In regards to migrating to a Cloud instance, we recently added a feature that allows users to do this independently.

This feature gives you the ability to export any number of projects at a time and then import them into the Cloud instance. It will include all linked items such as variable sets, tenants and accounts.

The Cloud instances are free for up to 10 deployment targets, so, you could create one to test out the project import/export feature and also test the Azure target health check to see if this is something within the software code or something specific to your on-premise database/environment.

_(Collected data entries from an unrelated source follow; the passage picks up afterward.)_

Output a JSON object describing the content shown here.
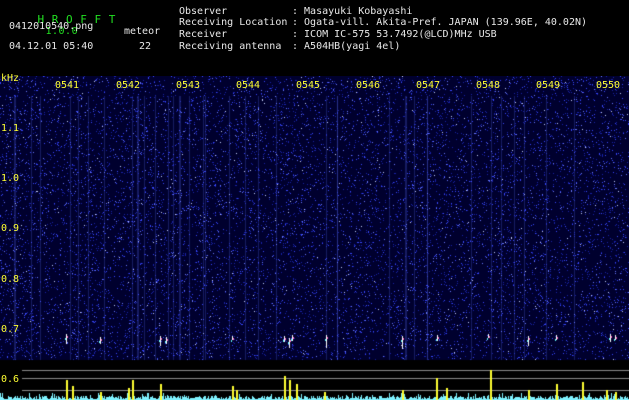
{
  "header": {
    "app_name": "H R O F F T",
    "version": "1.0.0",
    "filename": "0412010540.png",
    "datetime": "04.12.01 05:40",
    "meteor_label": "meteor",
    "meteor_count": "22"
  },
  "station_info": [
    {
      "label": "Observer",
      "value": ": Masayuki Kobayashi"
    },
    {
      "label": "Receiving Location",
      "value": ": Ogata-vill. Akita-Pref. JAPAN (139.96E, 40.02N)"
    },
    {
      "label": "Receiver",
      "value": ": ICOM IC-575 53.7492(@LCD)MHz USB"
    },
    {
      "label": "Receiving antenna",
      "value": ": A504HB(yagi 4el)"
    }
  ],
  "spectrogram": {
    "freq_unit": "kHz",
    "freq_ticks": [
      "1.1",
      "1.0",
      "0.9",
      "0.8",
      "0.7",
      "0.6"
    ],
    "time_ticks": [
      "0541",
      "0542",
      "0543",
      "0544",
      "0545",
      "0546",
      "0547",
      "0548",
      "0549",
      "0550"
    ],
    "colors": {
      "background": "#00002e",
      "noise": "#3a4aff",
      "signal": "#ffffff",
      "peaks": "#ffff33",
      "baseline": "#7ff2ff"
    }
  }
}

Ruan.vanderMerwe · 20 August 2021 05:09

Awesome, thanks Paul

I took the time yesterday to start the first couple of steps of the transition
Let me poke around a bit and set up the infra on the free tier and report back to you

Thanks for your help thus far
Much appreciated

Ruan.vanderMerwe · 20 August 2021 09:15

Hi @paul.calvert

Interesting, on the Cloud Hosted tier I have set up everything (New account connected with new SPN as well)
Same infrastructure connected - Got the same error

ServerTasks-48.log.txt (11.2 KB)

So now I am not sure if the issue resides with octopus or with the application service
I am digging through the logs now to see if I can find anything

paul.calvert · 20 August 2021 09:30

Would you be happy for me and our engineers to log in to your Cloud instance to investigate this further?

Being able to see the exact configuration may help them figure out the problem.

Ruan.vanderMerwe · 20 August 2021 09:35

Yes sure

The more eyes on this the beter

paul.calvert · 20 August 2021 10:10

I think I may have found the issue.

Within the Azure Account configuration there is a setting to enable the Isolated Azure Environment connection.

If this is disabled, your health check returns successfully.

Ruan.vanderMerwe · 20 August 2021 10:21

Interesting, I would like to know what changed between the last update and the current one when this setting broke the health deployment

Thanks for pointing this out and helping to get this resolved, we really appreciate this

paul.calvert · 20 August 2021 10:28

I am raising this with our engineers to take a look deeper into this.
With the account check being successful with that setting enabled, I would expect the health check to also be successful. Judging from the error stack it may be that the API call we’re sending to Azure for the health check isn’t being formed correctly.